The Sorrento Hotel, located on the northwest corner of Madison Street and Terry Avenue, was one of Harlan C. Thomas's earliest large-scale commissions in Seattle, the other being the Chelsea Hotel in Lower Queen Anne. Built in 1907-1908, its owner, Samuel Rosenberg, anticipated a flood of tourists visiting Seattle during the 1909 Alaska-Yukon Pacific Exposition; it was part of a boom in the construction of apartment hotels at this time in the city. Rosenberg leased the hotel from 1909-1919 to Langford and Henderson, who operated the hotel.

The Sorrento closed in 07/1964 reopening again under new ownership in 10/1964. It was owned by First Hill Investors in 2010.

Building Notes

The seven-story, brick-faced Sorrento was one of the most chic hotels in Seattle, WA, at the time of its construction; it had an elaborate marble and mahogany-paneled lobby featuring a fireplace faced with tiles made by the famous Rookwood Pottery Company of Cincinnati, OH; keeping with the hotel's Italian-derived theme, the fireplace tile composed a view of an Italian villa. A reception room for women, done in elaborate Louis XIV styling, stood just off the lobby. All 150 guest rooms were trimmed in either mahogany, walnut or Circassian alder and had exterior views and direct sunlight. Suites all had at least one bath and toilet. The top floor was the hotel's highlight. It housed a Japanese-styled tea room for ladies and a large dining room. Seating 300, this was the city's first rooftop restaurant offering sweeping views of Downtown Seattle and Elliott Bay.

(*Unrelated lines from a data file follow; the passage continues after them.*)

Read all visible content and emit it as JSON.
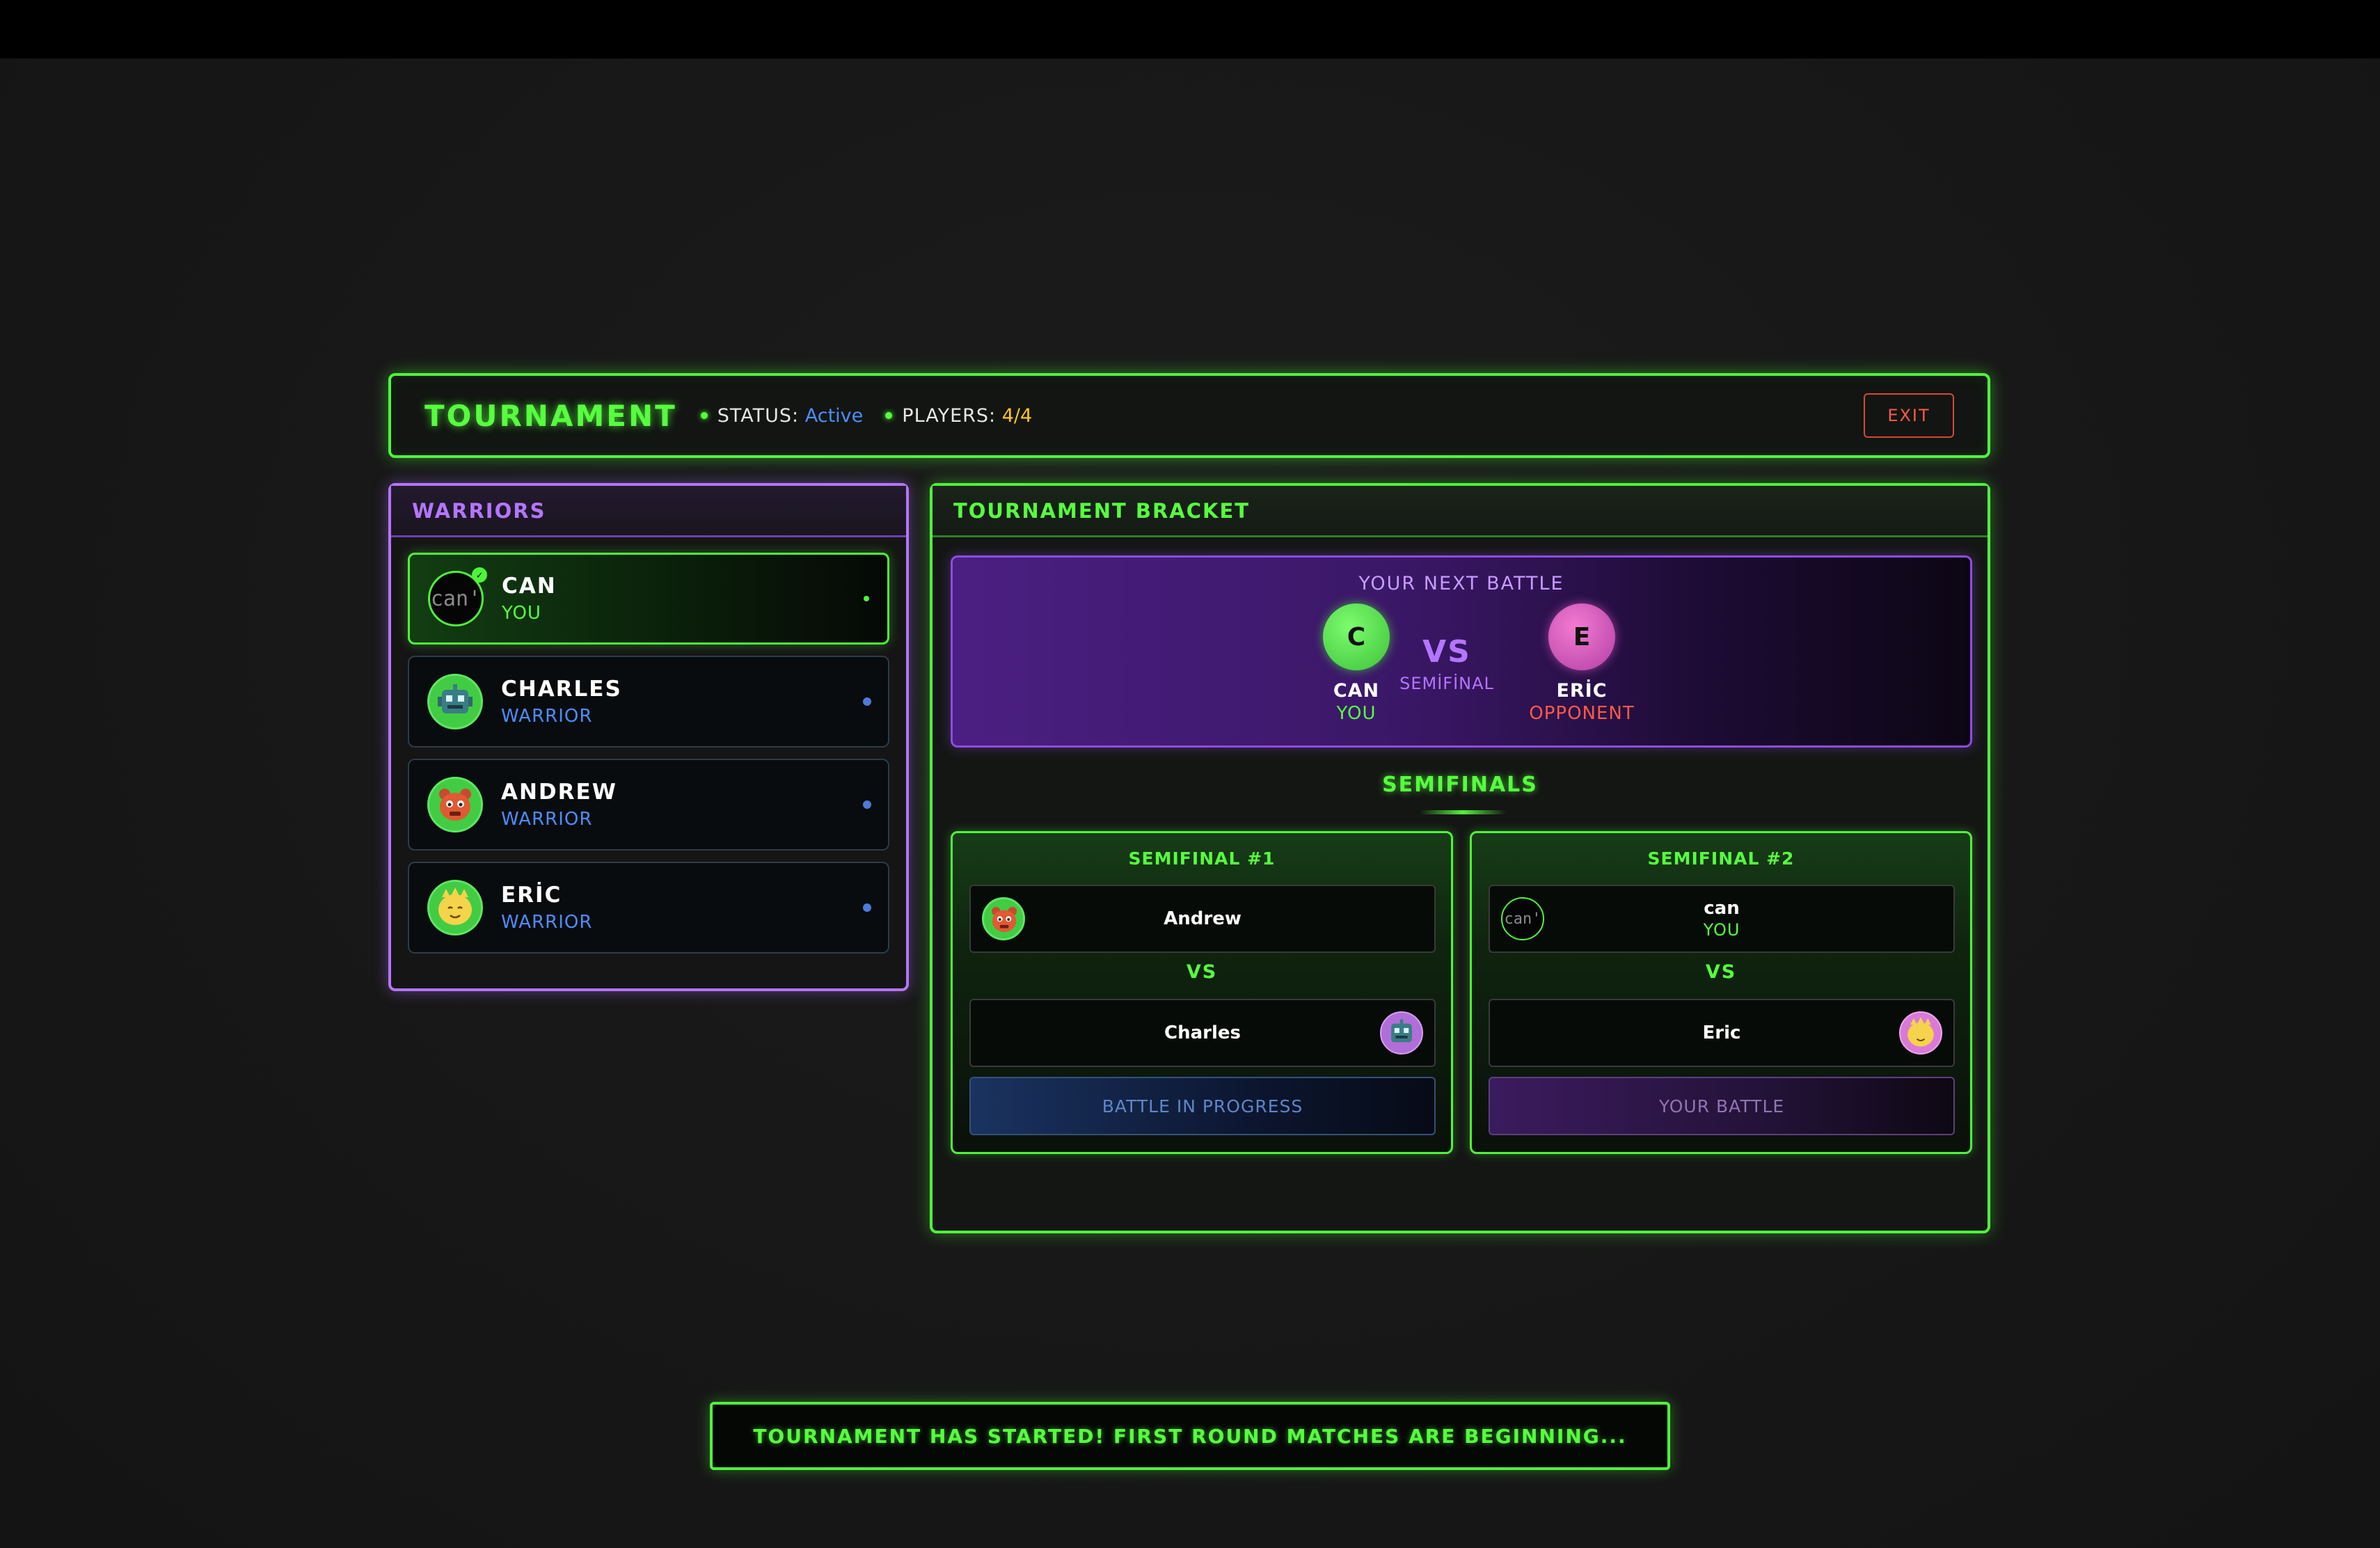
{
  "header": {
    "title": "TOURNAMENT",
    "status_label": "STATUS:",
    "status_value": "Active",
    "players_label": "PLAYERS:",
    "players_value": "4/4",
    "exit_label": "EXIT"
  },
  "warriors": {
    "title": "WARRIORS",
    "items": [
      {
        "name": "CAN",
        "role": "YOU",
        "avatar_text": "can'",
        "avatar": "self-placeholder-avatar"
      },
      {
        "name": "CHARLES",
        "role": "WARRIOR",
        "avatar": "robot-avatar"
      },
      {
        "name": "ANDREW",
        "role": "WARRIOR",
        "avatar": "red-creature-avatar"
      },
      {
        "name": "ERİC",
        "role": "WARRIOR",
        "avatar": "yellow-creature-avatar"
      }
    ]
  },
  "bracket": {
    "title": "TOURNAMENT BRACKET",
    "next_battle": {
      "title": "YOUR NEXT BATTLE",
      "player": {
        "initial": "C",
        "name": "CAN",
        "role": "YOU"
      },
      "vs": "VS",
      "round": "SEMİFİNAL",
      "opponent": {
        "initial": "E",
        "name": "ERİC",
        "role": "OPPONENT"
      }
    },
    "semis_title": "SEMIFINALS",
    "semifinals": [
      {
        "title": "SEMIFINAL #1",
        "top": {
          "name": "Andrew"
        },
        "vs": "VS",
        "bottom": {
          "name": "Charles"
        },
        "state": "BATTLE IN PROGRESS"
      },
      {
        "title": "SEMIFINAL #2",
        "top": {
          "name": "can",
          "sub": "YOU",
          "avatar_text": "can'"
        },
        "vs": "VS",
        "bottom": {
          "name": "Eric"
        },
        "state": "YOUR BATTLE"
      }
    ]
  },
  "toast": "TOURNAMENT HAS STARTED! FIRST ROUND MATCHES ARE BEGINNING...",
  "colors": {
    "accent_green": "#4ef53a",
    "accent_purple": "#b475ff",
    "status_blue": "#4c8dff",
    "players_yellow": "#ffc61c",
    "exit_red": "#ff5a46"
  }
}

Architect Harlan Thomas patterned the 8,000-square-foot space, according to a 1909 article in the Seattle Sunday Times, on Rome's Pantheon, as it had a vaulted ceiling with a large clear span. The restaurant had an orchestra balcony located discretely in such a way making the "acoustics perfect."

In later years, Nirvana musician Kurt Cobain occupied rooms here c. 1993 with his wife, Courtney Love, and daughter, Frances Bean Cobain, shortly before his death.

In 2010, it had an assessed value of $7,845,300 and possessed 14,400 sq. ft. (0.33 acre) of land.